I want to be clear that nothing I’ll say in these next two paragraphs minimizes the importance of nor the inspiration from Team Trans. But there are both historical and contemporary contexts for the team, and they each offer complicated lenses through which to AmericanStudy them. On the historical side, to anyone with a knowledge of American sports histories (and doubly so to an AmericanStudier who just spent a whole podcast thinking about baseball histories) the idea of a barnstorming team based around a particular identity community has to echo what many of the Negro Leagues teams and players did across the first half of the 20th century. I made the case in that podcast for the social and cultural as well as sports significance of barnstorming, and Team Trans can likewise both reflect local roots and help connect them to communities across the country and beyond. But at the same time, there’s no doubt that at least a good percentage of those barnstorming Negro Leaguers would have wanted to play in the major leagues if that had been possible (and would have infinitely improved those major leagues in the process); and while professional hockey isn’t overtly segregated in the way that professional baseball was, this current barnstorming team does reflect similar exclusions.
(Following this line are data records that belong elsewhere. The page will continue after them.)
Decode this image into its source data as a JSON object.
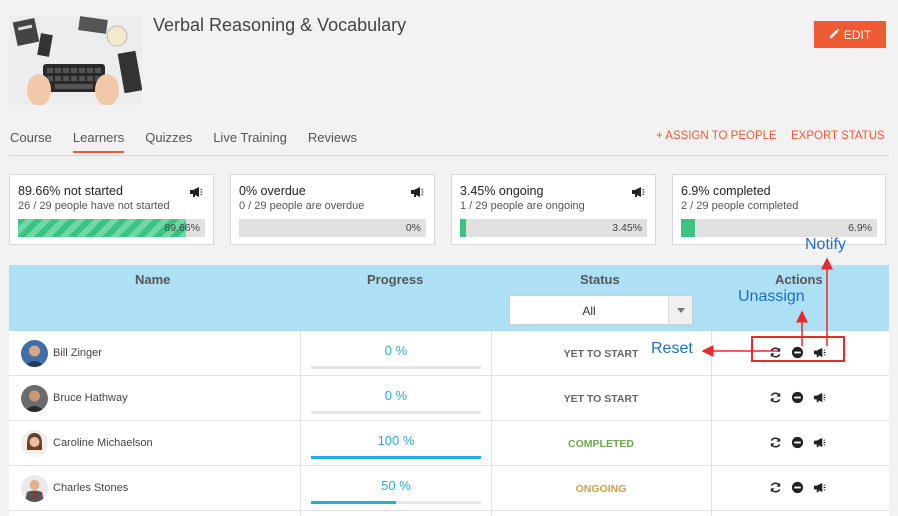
{
  "course": {
    "title": "Verbal Reasoning & Vocabulary",
    "edit_label": "EDIT"
  },
  "tabs": [
    {
      "label": "Course",
      "active": false
    },
    {
      "label": "Learners",
      "active": true
    },
    {
      "label": "Quizzes",
      "active": false
    },
    {
      "label": "Live Training",
      "active": false
    },
    {
      "label": "Reviews",
      "active": false
    }
  ],
  "header_links": {
    "assign": "+ ASSIGN TO PEOPLE",
    "export": "EXPORT STATUS"
  },
  "stats": [
    {
      "title": "89.66% not started",
      "subtitle": "26 / 29 people have not started",
      "percent_label": "89.66%",
      "fill_fraction": 0.8966,
      "striped": true
    },
    {
      "title": "0% overdue",
      "subtitle": "0 / 29 people are overdue",
      "percent_label": "0%",
      "fill_fraction": 0,
      "striped": false
    },
    {
      "title": "3.45% ongoing",
      "subtitle": "1 / 29 people are ongoing",
      "percent_label": "3.45%",
      "fill_fraction": 0.0345,
      "striped": false
    },
    {
      "title": "6.9% completed",
      "subtitle": "2 / 29 people completed",
      "percent_label": "6.9%",
      "fill_fraction": 0.069,
      "striped": false
    }
  ],
  "table": {
    "headers": {
      "name": "Name",
      "progress": "Progress",
      "status": "Status",
      "actions": "Actions"
    },
    "status_filter": "All",
    "rows": [
      {
        "name": "Bill Zinger",
        "progress_label": "0 %",
        "progress": 0,
        "status": "YET TO START",
        "status_color": "#666666"
      },
      {
        "name": "Bruce Hathway",
        "progress_label": "0 %",
        "progress": 0,
        "status": "YET TO START",
        "status_color": "#666666"
      },
      {
        "name": "Caroline Michaelson",
        "progress_label": "100 %",
        "progress": 1,
        "status": "COMPLETED",
        "status_color": "#6aa84f"
      },
      {
        "name": "Charles Stones",
        "progress_label": "50 %",
        "progress": 0.5,
        "status": "ONGOING",
        "status_color": "#c9a055"
      }
    ]
  },
  "annotations": {
    "notify": "Notify",
    "unassign": "Unassign",
    "reset": "Reset"
  },
  "colors": {
    "accent": "#ee5a34",
    "header_bg": "#aee0f5",
    "progress_blue": "#1eaee4",
    "stat_green": "#3cc383",
    "annotation_red": "#e52b2b",
    "annotation_blue": "#1e6fc4"
  },
  "icons": [
    "pencil-icon",
    "megaphone-icon",
    "reset-icon",
    "unassign-icon",
    "notify-icon",
    "chevron-down-icon"
  ]
}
Moreover, there’s a very specific form of current sports exclusions that we can’t separate from Team Trans (even though it was formed years before this incredibly frustrating trend truly began): attempts to keep transgender athletes out of organized sports. That exclusionary effort dominated the recent election season to a ridiculous degree, and produced one of the last year’s most nonsensical sports stories: the stream of college volleyball teams refusing to play against San Jose State because of the presence of an allegedly trans athlete, despite that athlete having been on the team for multiple prior years with no issues nor forfeits. My number one goal for any athlete and any sport is that the individuals have the chance to play in whatever ways work for them, and again, I’m not trying to dismiss the importance nor the inspiration of Team Trans. But I do worry a bit that transgender athletes self-segregating in this way will only further the idea that, especially when there isn’t the possibility for entire teams, individual trans athletes shouldn’t be part of overarching, organized teams and sports.

Special post this weekend,

Ben

PS. What do you think? Hockey histories you’d highlight?